Children and innocence (Kenya & ethnicity)

[This short story was posted on the Msfara blog]

All Wairimu remembers about fleeing her home is being woken up in the middle of the night as he father screamed “They are coming to kill us. She has no idea who they were or why they were coming to kill them but she still ran as fast as her legs could carry her.

When Wairimu’s family fled the violence that ravaged their village, the eight-year-old lost her home, her precious plastic necklace, her school uniform and her classroom. “We don’t have much,” she said, “but we always had our school.”

The violence that swept through Kenya after December’s disputed presidential election started as children like Wairimu sought to start a new school year.

Two weeks ago, Wairimu was finally back in school though in a temporary tent set up in one of the camps in the conflict-torn Rift Valley.
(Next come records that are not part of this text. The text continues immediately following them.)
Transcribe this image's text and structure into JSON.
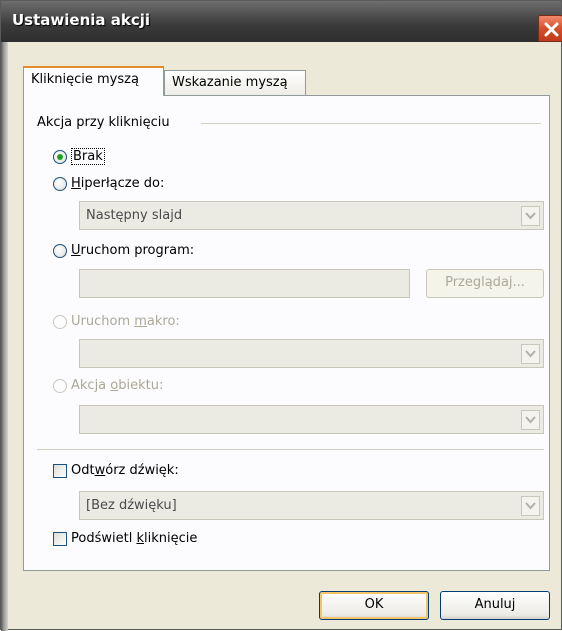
{
  "window": {
    "title": "Ustawienia akcji"
  },
  "tabs": [
    {
      "label": "Kliknięcie myszą",
      "active": true
    },
    {
      "label": "Wskazanie myszą",
      "active": false
    }
  ],
  "group": {
    "label": "Akcja przy kliknięciu"
  },
  "options": {
    "none": {
      "label": "Brak",
      "checked": true
    },
    "hyperlink": {
      "prefix": "",
      "key": "H",
      "rest": "iperłącze do:",
      "value": "Następny slajd"
    },
    "run_program": {
      "prefix": "",
      "key": "U",
      "rest": "ruchom program:",
      "browse_label": "Przeglądaj..."
    },
    "run_macro": {
      "prefix": "Uruchom ",
      "key": "m",
      "rest": "akro:"
    },
    "object_action": {
      "prefix": "Akcja ",
      "key": "o",
      "rest": "biektu:"
    }
  },
  "sound": {
    "prefix": "Odt",
    "key": "w",
    "rest": "órz dźwięk:",
    "value": "[Bez dźwięku]"
  },
  "highlight": {
    "prefix": "Podświetl ",
    "key": "k",
    "rest": "liknięcie"
  },
  "buttons": {
    "ok": "OK",
    "cancel": "Anuluj"
  }
}
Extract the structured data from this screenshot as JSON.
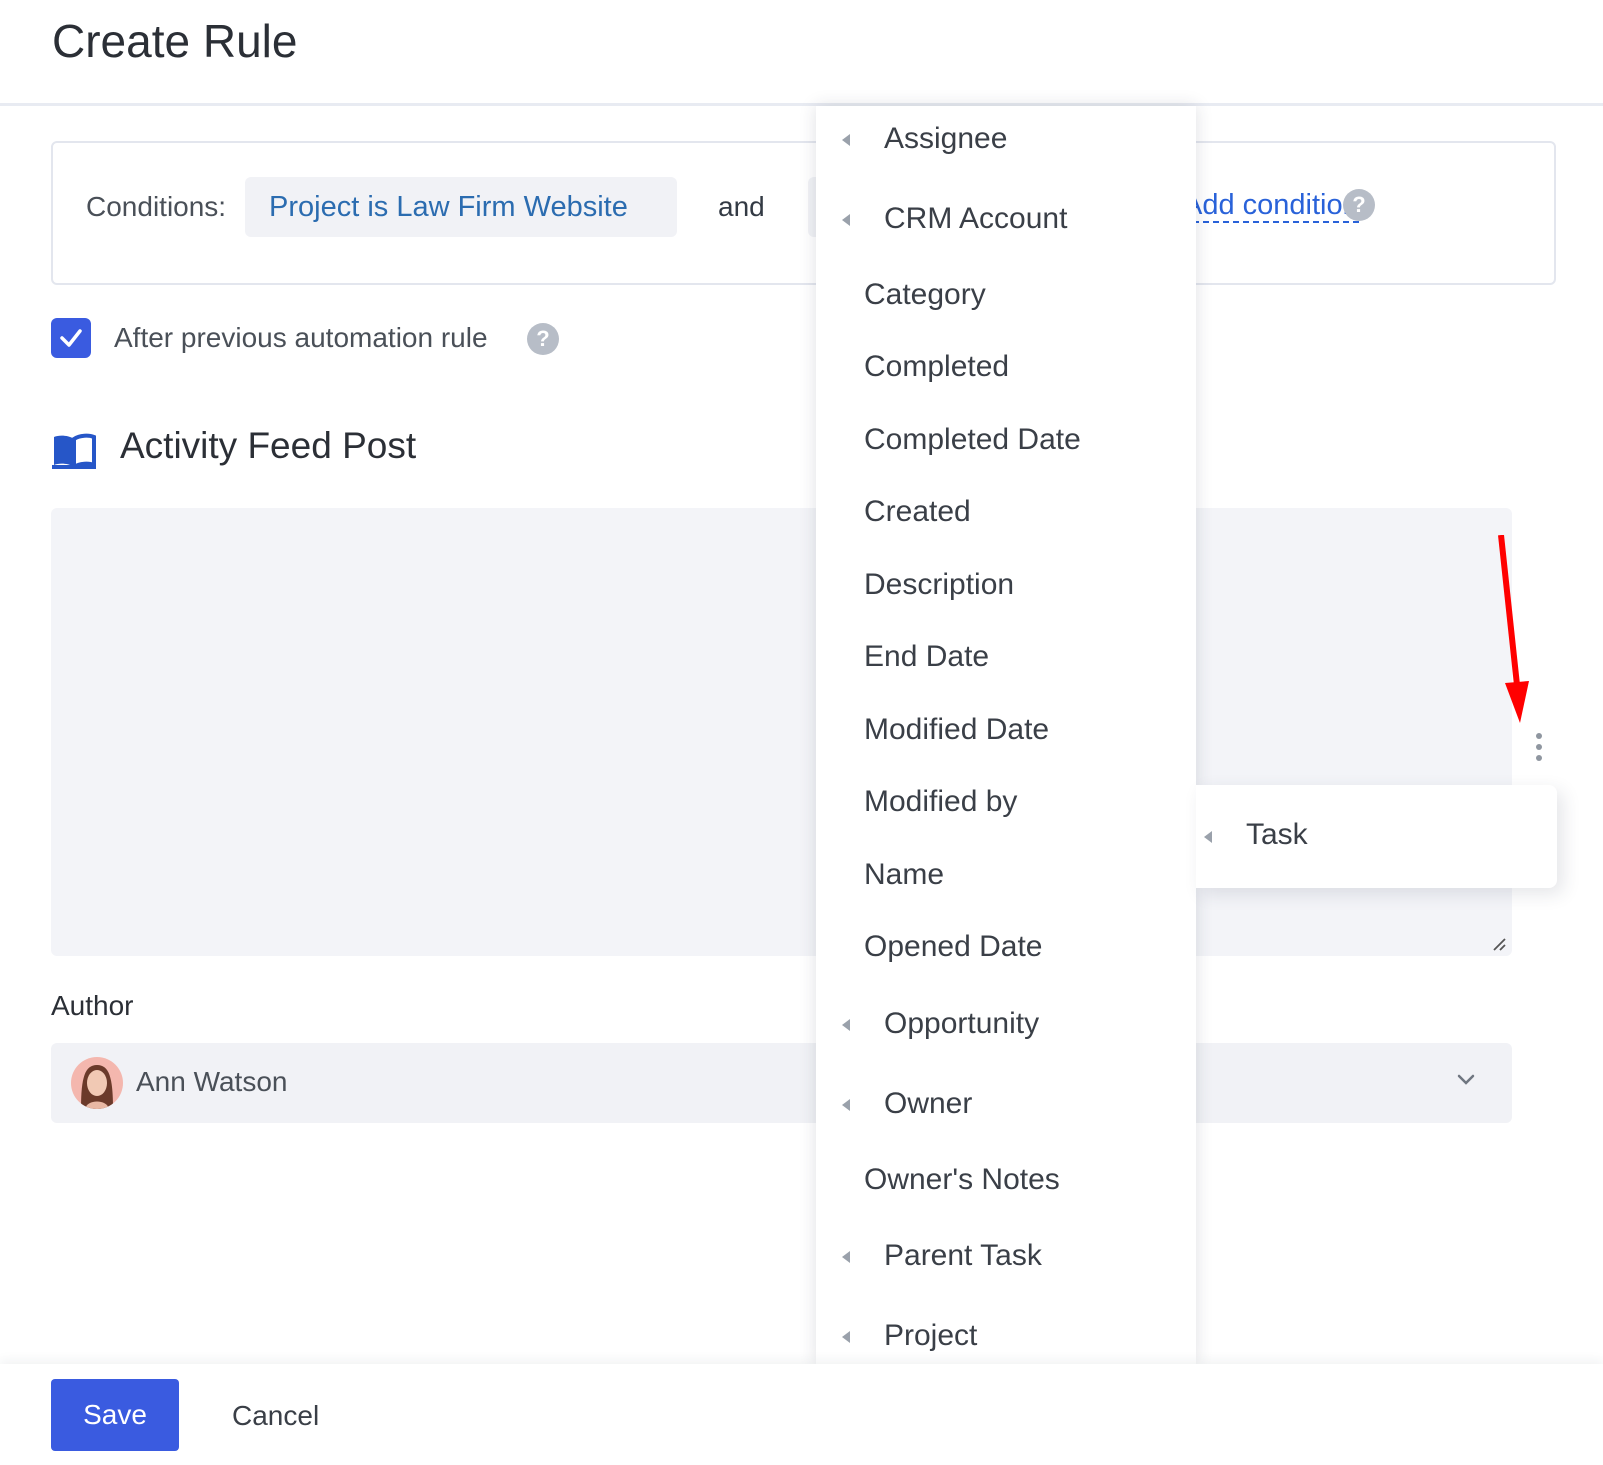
{
  "header": {
    "title": "Create Rule"
  },
  "conditions": {
    "label": "Conditions:",
    "chip": "Project is Law Firm Website",
    "joiner": "and",
    "add_link": "Add condition"
  },
  "options": {
    "after_previous_label": "After previous automation rule",
    "after_previous_checked": true
  },
  "section": {
    "title": "Activity Feed Post",
    "icon": "book-icon"
  },
  "author": {
    "label": "Author",
    "value": "Ann Watson"
  },
  "field_menu": {
    "items": [
      {
        "label": "Assignee",
        "has_submenu": true
      },
      {
        "label": "CRM Account",
        "has_submenu": true
      },
      {
        "label": "Category",
        "has_submenu": false
      },
      {
        "label": "Completed",
        "has_submenu": false
      },
      {
        "label": "Completed Date",
        "has_submenu": false
      },
      {
        "label": "Created",
        "has_submenu": false
      },
      {
        "label": "Description",
        "has_submenu": false
      },
      {
        "label": "End Date",
        "has_submenu": false
      },
      {
        "label": "Modified Date",
        "has_submenu": false
      },
      {
        "label": "Modified by",
        "has_submenu": false
      },
      {
        "label": "Name",
        "has_submenu": false
      },
      {
        "label": "Opened Date",
        "has_submenu": false
      },
      {
        "label": "Opportunity",
        "has_submenu": true
      },
      {
        "label": "Owner",
        "has_submenu": true
      },
      {
        "label": "Owner's Notes",
        "has_submenu": false
      },
      {
        "label": "Parent Task",
        "has_submenu": true
      },
      {
        "label": "Project",
        "has_submenu": true
      }
    ]
  },
  "entity_menu": {
    "items": [
      {
        "label": "Task",
        "has_submenu": true
      }
    ]
  },
  "footer": {
    "save_label": "Save",
    "cancel_label": "Cancel"
  },
  "colors": {
    "primary": "#3a5be0",
    "link": "#2962d9",
    "annotation": "#ff0000"
  }
}
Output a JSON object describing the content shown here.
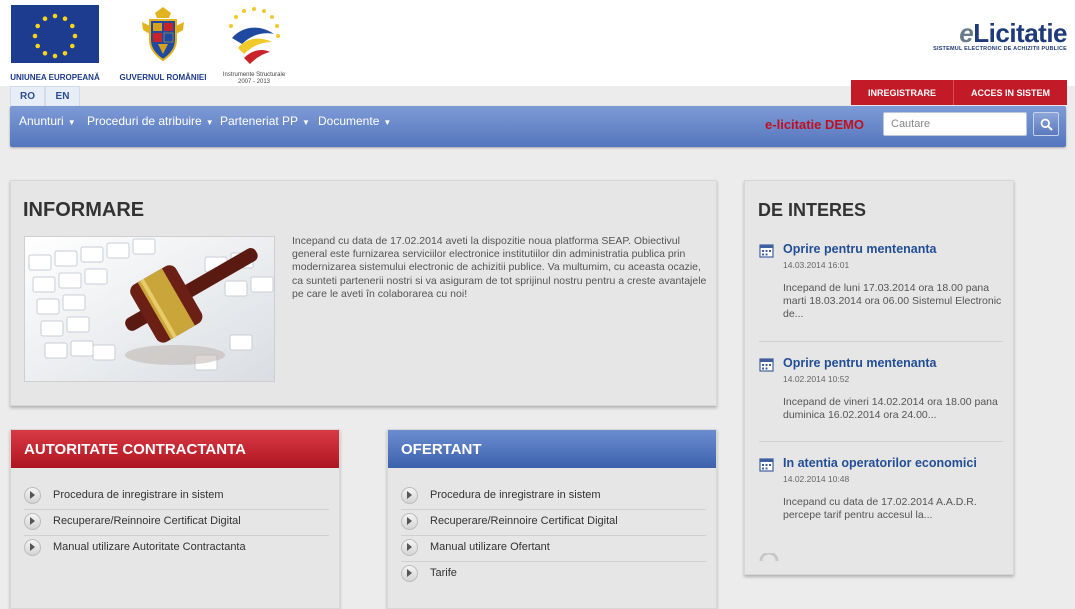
{
  "logos": {
    "eu_label": "UNIUNEA EUROPEANĂ",
    "gov_label": "GUVERNUL ROMÂNIEI",
    "instr_label_1": "Instrumente Structurale",
    "instr_label_2": "2007 - 2013"
  },
  "brand": {
    "prefix": "e",
    "name": "Licitatie",
    "tagline": "SISTEMUL ELECTRONIC DE ACHIZITII PUBLICE"
  },
  "languages": [
    "RO",
    "EN"
  ],
  "auth": {
    "register": "INREGISTRARE",
    "login": "ACCES IN SISTEM"
  },
  "nav": {
    "items": [
      "Anunturi",
      "Proceduri de atribuire",
      "Parteneriat PP",
      "Documente"
    ],
    "demo_label": "e-licitatie DEMO",
    "search_placeholder": "Cautare"
  },
  "informare": {
    "title": "INFORMARE",
    "text": "Incepand cu data de 17.02.2014 aveti la dispozitie noua platforma SEAP. Obiectivul general este furnizarea serviciilor electronice institutiilor din administratia publica prin modernizarea sistemului electronic de achizitii publice. Va multumim, cu aceasta ocazie, ca sunteti partenerii nostri si va asiguram de tot sprijinul nostru pentru a creste avantajele pe care le aveti în colaborarea cu noi!"
  },
  "autoritate": {
    "title": "AUTORITATE CONTRACTANTA",
    "links": [
      "Procedura de inregistrare in sistem",
      "Recuperare/Reinnoire Certificat Digital",
      "Manual utilizare Autoritate Contractanta"
    ]
  },
  "ofertant": {
    "title": "OFERTANT",
    "links": [
      "Procedura de inregistrare in sistem",
      "Recuperare/Reinnoire Certificat Digital",
      "Manual utilizare Ofertant",
      "Tarife"
    ]
  },
  "interes": {
    "title": "DE INTERES",
    "items": [
      {
        "title": "Oprire pentru mentenanta",
        "date": "14.03.2014 16:01",
        "text": "Incepand de luni 17.03.2014 ora 18.00 pana marti 18.03.2014 ora 06.00 Sistemul Electronic de..."
      },
      {
        "title": "Oprire pentru mentenanta",
        "date": "14.02.2014 10:52",
        "text": "Incepand de vineri 14.02.2014 ora 18.00 pana duminica 16.02.2014 ora 24.00..."
      },
      {
        "title": "In atentia operatorilor economici",
        "date": "14.02.2014 10:48",
        "text": "Incepand cu data de 17.02.2014 A.A.D.R. percepe tarif pentru accesul la..."
      }
    ]
  },
  "colors": {
    "accent_red": "#c21a27",
    "nav_blue": "#5576bd",
    "link_blue": "#234e96"
  }
}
She was elated. “I have two dresses that my mother saved from our burning house,” she said. “This one is my favourite. It’s my Sunday church dress, but going back to school was special so my mother allowed me to wear it.”

Wairimu enjoys being in class and is quick to point out her 3 best friends – Chebet, Achieng and Mueni [Note: these are names from four different “opposed” ethnic groups.] These four are oblivious to the conflict that has divided the country along tribal lines. The girls swing hand-in-hand, singing as they walk to their new homes in the IDP camp. Once at the camp the four best friends part ways. Each one heads towards the corners of the camp where the majority of the people are from the same tribes as them.

“I can not wait to see my friends tomorrow.” Wairimu says in an excited tone. “My parents said I shouldn’t play with people from the other side of the camp because they are not nice people. But I don’t believe them because they are my best friends.” she adds positively.